The New York Times editorial, Racial Inequity and Drug Arrests, makes the point that blacks and Hispanics show overwhelming disparities in being arrested and convicted for drug offenses.
Now, two new reports, by The Sentencing Project and Human Rights Watch, have turned a critical spotlight on law enforcement’s overwhelming focus on drug use in low-income urban areas. These reports show large disparities in the rate at which blacks and whites are arrested and imprisoned for drug offenses, despite roughly equal rates of illegal drug use.
The key part of the quote is that this happens “despite roughly equal rates of illegal drug use.” If true, this shoots a huge hole in the theory that the reason there are disproportionate blacks and Hispanics in prison is because they commit more crimes (or are more inclined to commit crimes, as has been argued by Paul Cassell as well as certain commenters here).
While it’s unclear how these reports reach the conclusion that the rate of illegal drug use is about the same for people of all races and colors, the back end argument provides carries indisputable weight, that law enforcement attention is “overwhelmingly focus[ed] on drug use in low-income urban areas.”
The cop answer is the Willie Sutton answer: because that’s where the drugs are.

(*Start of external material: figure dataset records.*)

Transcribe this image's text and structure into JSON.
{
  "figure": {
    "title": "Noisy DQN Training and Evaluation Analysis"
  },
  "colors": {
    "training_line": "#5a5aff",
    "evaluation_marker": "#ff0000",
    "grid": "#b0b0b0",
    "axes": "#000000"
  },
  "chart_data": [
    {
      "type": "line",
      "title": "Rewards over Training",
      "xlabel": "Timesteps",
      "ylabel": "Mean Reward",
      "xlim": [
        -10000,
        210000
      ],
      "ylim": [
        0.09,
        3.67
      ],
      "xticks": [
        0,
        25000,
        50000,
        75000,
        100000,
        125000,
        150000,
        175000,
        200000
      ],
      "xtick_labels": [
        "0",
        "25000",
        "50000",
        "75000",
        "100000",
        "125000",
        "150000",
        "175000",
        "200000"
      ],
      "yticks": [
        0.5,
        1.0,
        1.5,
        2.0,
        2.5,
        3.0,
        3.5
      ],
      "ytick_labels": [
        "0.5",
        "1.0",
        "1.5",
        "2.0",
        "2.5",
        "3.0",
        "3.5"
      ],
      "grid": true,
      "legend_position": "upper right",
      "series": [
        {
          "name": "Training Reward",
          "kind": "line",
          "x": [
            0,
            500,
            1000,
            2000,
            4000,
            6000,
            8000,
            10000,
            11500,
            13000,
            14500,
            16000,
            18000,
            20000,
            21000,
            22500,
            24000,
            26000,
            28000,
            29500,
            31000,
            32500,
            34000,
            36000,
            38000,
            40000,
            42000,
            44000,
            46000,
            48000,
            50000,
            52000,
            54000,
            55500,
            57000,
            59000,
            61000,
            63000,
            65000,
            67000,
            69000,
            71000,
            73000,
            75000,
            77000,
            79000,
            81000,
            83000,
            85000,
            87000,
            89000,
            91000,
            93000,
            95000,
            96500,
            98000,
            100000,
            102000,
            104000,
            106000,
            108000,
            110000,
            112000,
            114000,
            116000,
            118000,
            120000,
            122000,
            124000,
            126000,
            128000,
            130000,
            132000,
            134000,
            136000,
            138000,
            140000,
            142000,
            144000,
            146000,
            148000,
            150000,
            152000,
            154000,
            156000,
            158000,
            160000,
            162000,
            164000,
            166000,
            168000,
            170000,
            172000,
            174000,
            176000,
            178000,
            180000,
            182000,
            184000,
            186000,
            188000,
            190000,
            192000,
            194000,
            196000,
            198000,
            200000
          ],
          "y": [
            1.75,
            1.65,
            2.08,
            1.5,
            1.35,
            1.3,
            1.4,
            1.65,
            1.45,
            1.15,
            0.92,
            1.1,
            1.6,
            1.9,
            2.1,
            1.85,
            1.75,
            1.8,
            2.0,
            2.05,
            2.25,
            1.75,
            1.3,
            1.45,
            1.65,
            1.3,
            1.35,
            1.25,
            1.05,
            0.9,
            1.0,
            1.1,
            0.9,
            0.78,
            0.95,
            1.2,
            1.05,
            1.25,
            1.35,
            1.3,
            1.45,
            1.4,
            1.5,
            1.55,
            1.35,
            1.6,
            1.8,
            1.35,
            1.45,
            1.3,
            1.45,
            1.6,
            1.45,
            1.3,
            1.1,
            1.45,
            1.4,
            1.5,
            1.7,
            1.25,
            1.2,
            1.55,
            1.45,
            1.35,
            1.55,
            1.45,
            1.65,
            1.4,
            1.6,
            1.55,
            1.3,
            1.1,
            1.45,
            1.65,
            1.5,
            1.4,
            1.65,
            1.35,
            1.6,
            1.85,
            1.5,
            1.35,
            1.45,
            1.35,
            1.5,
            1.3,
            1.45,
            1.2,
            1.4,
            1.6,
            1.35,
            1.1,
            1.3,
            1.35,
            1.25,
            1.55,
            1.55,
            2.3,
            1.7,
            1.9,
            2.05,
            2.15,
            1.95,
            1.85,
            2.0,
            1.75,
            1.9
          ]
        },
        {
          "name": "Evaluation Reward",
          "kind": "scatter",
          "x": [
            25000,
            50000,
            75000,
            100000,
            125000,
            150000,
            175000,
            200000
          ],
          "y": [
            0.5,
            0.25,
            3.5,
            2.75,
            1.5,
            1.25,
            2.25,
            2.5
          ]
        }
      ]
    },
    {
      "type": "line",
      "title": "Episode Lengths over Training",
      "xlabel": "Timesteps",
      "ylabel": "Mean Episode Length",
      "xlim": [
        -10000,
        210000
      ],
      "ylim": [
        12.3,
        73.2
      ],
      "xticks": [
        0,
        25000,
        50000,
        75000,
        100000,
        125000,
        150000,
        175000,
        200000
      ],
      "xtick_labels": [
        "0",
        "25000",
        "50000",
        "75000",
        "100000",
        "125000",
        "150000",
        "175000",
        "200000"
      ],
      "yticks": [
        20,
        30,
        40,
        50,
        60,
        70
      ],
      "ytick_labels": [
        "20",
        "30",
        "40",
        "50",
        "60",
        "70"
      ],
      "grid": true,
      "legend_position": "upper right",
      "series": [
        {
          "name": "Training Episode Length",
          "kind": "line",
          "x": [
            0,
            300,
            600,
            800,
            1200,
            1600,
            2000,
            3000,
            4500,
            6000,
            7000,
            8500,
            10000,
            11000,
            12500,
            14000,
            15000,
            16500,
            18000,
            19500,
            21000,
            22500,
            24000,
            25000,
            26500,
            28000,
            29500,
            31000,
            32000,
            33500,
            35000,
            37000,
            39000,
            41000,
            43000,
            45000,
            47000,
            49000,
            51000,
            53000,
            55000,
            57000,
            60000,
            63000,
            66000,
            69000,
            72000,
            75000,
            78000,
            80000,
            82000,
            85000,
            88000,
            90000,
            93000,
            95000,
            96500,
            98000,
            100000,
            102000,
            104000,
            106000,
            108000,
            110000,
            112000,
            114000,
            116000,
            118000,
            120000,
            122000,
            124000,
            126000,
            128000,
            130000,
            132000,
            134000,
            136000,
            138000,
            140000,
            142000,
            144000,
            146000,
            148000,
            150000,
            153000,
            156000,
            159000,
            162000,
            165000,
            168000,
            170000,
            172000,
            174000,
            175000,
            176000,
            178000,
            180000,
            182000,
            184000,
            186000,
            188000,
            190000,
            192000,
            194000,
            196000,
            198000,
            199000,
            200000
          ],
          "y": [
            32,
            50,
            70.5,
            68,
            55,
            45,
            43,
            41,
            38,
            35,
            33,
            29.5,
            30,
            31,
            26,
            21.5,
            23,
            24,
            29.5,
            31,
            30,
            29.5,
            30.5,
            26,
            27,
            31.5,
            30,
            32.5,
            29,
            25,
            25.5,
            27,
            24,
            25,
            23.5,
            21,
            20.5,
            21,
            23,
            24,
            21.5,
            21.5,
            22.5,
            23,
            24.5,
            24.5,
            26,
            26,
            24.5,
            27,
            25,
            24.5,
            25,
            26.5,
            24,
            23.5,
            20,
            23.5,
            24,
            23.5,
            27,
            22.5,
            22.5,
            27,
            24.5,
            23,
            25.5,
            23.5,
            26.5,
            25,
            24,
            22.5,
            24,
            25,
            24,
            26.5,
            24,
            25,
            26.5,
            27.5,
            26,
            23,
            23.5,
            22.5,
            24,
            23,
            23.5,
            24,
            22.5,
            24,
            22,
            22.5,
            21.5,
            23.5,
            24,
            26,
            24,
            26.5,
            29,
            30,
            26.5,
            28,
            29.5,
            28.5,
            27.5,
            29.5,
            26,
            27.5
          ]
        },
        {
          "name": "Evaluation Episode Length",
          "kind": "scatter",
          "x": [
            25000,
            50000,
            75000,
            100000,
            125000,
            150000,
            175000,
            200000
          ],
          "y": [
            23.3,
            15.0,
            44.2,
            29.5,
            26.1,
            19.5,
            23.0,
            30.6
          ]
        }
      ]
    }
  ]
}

While this is no doubt true (it’s hard to argue with 1000 dime bags of heroin), it misses the point. Going after blacks and Hispanics in poor urban neighborhoods is like shooting fish in a barrel. There is no one to complain about running roughshod over constitutional rights in the process, and even if someone was to complain, there’s no one who would care.
Use of facile “exceptions” to reason and argument, seen in such phrases as “high crime area” and “for the officers’ safety” seem to trump all other points. Then there’s always “furtive gestures,” which is the Mastercard to ignore the 4th Amendment. It used to be the dropsy cases in New York that made all other search problems disappear, but it was so overplayed that even the courts caught on.
Put any community under a microscope and it looks ugly. You will find that even upstanding people in neighborhoods with nice homes and expensive cars do things that they would really rather keep to themselves. But it’s hard to peek inside the windows of these sprawling ranches and split levels without getting caught. And the homeowners are more likely to know somebody in power, and to be given the benefit of the doubt. They can do as they please in the privacy of their rumpus rooms, while poor people need to do it out on the street where they are easy targets. They have no rumpus rooms.
For a while, New York City police would cordon off an entire city block in uptown Manhattan. Anyone within the block, or trying to get in or out of the block, would be subject to search. It was an outrageous strategy, lacking any particularity to deprive huge numbers of blacks and Hispanics their right to be left alone. But there is no such right in poor neighborhoods.
I argued many of these cases. The judges didn’t care. They weren’t listening. They knew, and they weren’t going to do anything about it. I was unable to persuade them to be as outraged as I was. But this never happened on Sutton Place. No New York matron was ever stopped and frisked because she walked from the front door of her brownstone to the waiting limousine.
Then there are the “affidavit buildings.” These are the Bronx tenements where the owner has signed an affidavit permitting the cops to question and search anyone entering their building. Somebody enters to visit a tenant, and is accosted by police in the lobby, who ask them where they are going and, if they don’t answer fast enough or perhaps just for sport, toss them against the wall for a frisk.
You may wonder how an owner’s affidavit terminates a visitor’s constitutional rights. Initially, so did many judges, but after a while, the wonderment stopped and the practice became routinely accepted. When entering a building on Park Avenue in the upper 50s, no one is ever tossed against a wall for a routine frisk.
I don’t know whether people on Sutton Place or Park Avenue engage in illicit drug use at an equivalent pace as people on St. Nicholas Avenue. I know some do, but I haven’t taken a valid survey. Unlike others, I will not use my anecdotal knowledge as proof of the pervasiveness of the problem.
But I will conclude that police treat people much nicer on certain streets in New York than on others. Are some people more deserving of being treated pleasantly and respectfully than others? Clearly so, and that’s the cop’s simple truth.